In an older, tree-lined neighborhood near Jefferson Park full of turn of the century homes, we canvassed people in a shopping center on Washington Avenue, a typical enough location with small restaurants, a market and small shops that sell everything from tobacco to mobile phones.
We spoke with residents and listened to their concerns. Although their responses varied, none wanted to be identified by name. A young Latino man dressed in dark slacks and a white shirt on his way to work was asked if he had heard about what was going on with the city council. “Yes, but I’m not into politics that much,” and went on his way.
An elderly Latina woman hadn’t heard anything.
A middle aged, neatly dressed Black mother said she was following the story, “But I’m more concerned about defunding the police. There aren’t enough police in the schools.

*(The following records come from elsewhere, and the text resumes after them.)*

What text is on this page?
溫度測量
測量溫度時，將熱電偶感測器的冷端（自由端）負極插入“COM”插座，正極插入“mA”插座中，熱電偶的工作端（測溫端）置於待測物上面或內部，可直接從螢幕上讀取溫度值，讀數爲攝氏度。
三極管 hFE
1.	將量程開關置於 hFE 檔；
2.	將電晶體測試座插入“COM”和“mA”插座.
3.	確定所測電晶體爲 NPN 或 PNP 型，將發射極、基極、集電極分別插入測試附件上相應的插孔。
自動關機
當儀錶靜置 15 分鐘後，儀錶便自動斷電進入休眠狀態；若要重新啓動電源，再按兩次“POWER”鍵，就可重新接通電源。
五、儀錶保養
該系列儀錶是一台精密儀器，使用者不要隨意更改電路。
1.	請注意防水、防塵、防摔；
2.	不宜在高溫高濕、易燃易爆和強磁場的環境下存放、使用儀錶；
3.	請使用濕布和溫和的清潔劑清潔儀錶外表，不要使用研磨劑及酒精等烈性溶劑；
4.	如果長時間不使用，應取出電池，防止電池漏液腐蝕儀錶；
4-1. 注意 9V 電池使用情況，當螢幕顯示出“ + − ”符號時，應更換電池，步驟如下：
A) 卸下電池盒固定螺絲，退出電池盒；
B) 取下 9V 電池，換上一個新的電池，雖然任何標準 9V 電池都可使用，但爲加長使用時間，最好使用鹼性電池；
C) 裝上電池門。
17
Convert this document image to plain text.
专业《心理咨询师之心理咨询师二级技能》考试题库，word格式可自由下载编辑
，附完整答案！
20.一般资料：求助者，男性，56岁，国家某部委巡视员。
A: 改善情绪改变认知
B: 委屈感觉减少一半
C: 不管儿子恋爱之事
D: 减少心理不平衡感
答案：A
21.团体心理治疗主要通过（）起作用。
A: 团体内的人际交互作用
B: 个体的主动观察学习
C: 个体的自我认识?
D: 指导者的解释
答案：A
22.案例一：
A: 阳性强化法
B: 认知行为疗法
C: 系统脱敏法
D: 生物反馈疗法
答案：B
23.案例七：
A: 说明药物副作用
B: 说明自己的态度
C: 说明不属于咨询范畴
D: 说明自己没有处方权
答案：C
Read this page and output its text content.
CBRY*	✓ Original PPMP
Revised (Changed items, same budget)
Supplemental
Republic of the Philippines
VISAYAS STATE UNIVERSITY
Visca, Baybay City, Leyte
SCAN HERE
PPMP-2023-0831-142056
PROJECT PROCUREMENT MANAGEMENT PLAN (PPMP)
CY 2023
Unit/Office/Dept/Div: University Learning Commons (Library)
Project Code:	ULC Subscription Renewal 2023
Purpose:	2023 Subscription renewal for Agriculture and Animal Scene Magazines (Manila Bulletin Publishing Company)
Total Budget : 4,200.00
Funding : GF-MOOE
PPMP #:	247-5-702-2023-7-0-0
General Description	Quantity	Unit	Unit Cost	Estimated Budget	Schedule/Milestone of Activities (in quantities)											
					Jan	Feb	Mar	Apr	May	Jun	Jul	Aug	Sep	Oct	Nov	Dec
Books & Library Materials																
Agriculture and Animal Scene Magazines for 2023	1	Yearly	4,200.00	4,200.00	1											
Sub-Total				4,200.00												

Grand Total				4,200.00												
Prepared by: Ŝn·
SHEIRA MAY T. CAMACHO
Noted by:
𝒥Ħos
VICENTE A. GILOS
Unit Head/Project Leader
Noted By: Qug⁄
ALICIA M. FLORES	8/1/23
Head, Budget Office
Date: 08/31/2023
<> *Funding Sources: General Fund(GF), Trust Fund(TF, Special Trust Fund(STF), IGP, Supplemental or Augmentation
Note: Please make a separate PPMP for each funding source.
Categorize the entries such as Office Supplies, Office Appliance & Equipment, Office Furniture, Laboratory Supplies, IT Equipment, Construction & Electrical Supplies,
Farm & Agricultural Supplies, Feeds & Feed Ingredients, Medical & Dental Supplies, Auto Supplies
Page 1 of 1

As a matter of fact, I’m on my way to a meeting now.”
While we were speaking an older Black man, casually dressed, gray hair covered with a cap and riding a bicycle on the sidewalk began yelling at a uniformed, Latino security guard. “You can’t tell me what to do. I know people like you go around calling us monkeys.” He got off his bicycle and went into a store.
When he returned I introduced myself and asked him if he knew what was happening at the city council. “Yeah,” he replied. “That’s what I was talking about [regarding the security guard] trying to tell me what to do.”
I asked if I could interview him? “Next time. Next time. I see you,” he said as he got on his bike and rode away.
More from the community
A Latina woman dressed in sweatpants and walking her dog said she was following the story, “They should all resign,” she said.
A young Black man in his twenties, wave cap on his head, dressed in a tan colored pants and matching jacket also believed those involved should resign, advising he’d heard about Martinez’s resignation but added, “I wish she could have been fired.”
As of Friday, October 14, the saga continues. Calls for the resignations of de Leon and Cedillo grow louder as does speculation as to who leaked the tape. Meanwhile the people of the City of Los Angeles wait.
For the LA City Council, It’s Just One More Controversy
The council already has several members under investigation, the most prominent being Mark Ridley -Thomas who was suspended without pay awaiting the outcome of his federal corruption trial.
Ridley Thomas’ case also involves a former dean of the USC School of Social Work. Both were charged in a 20-count indictment for allegedly facilitating a deal where Ridley-Thomas purportedly agreed to direct funding to the university in exchange for admitting his son, Sebastian Ridley-Thomas, to USC’s graduate school.
Protests are continuing as Los Angeles residents demand accountability for the anti-Black and other racist statements made by their elected leaders and continue to call for the immediate resignation of Councilmembers de Leon and Cedillo.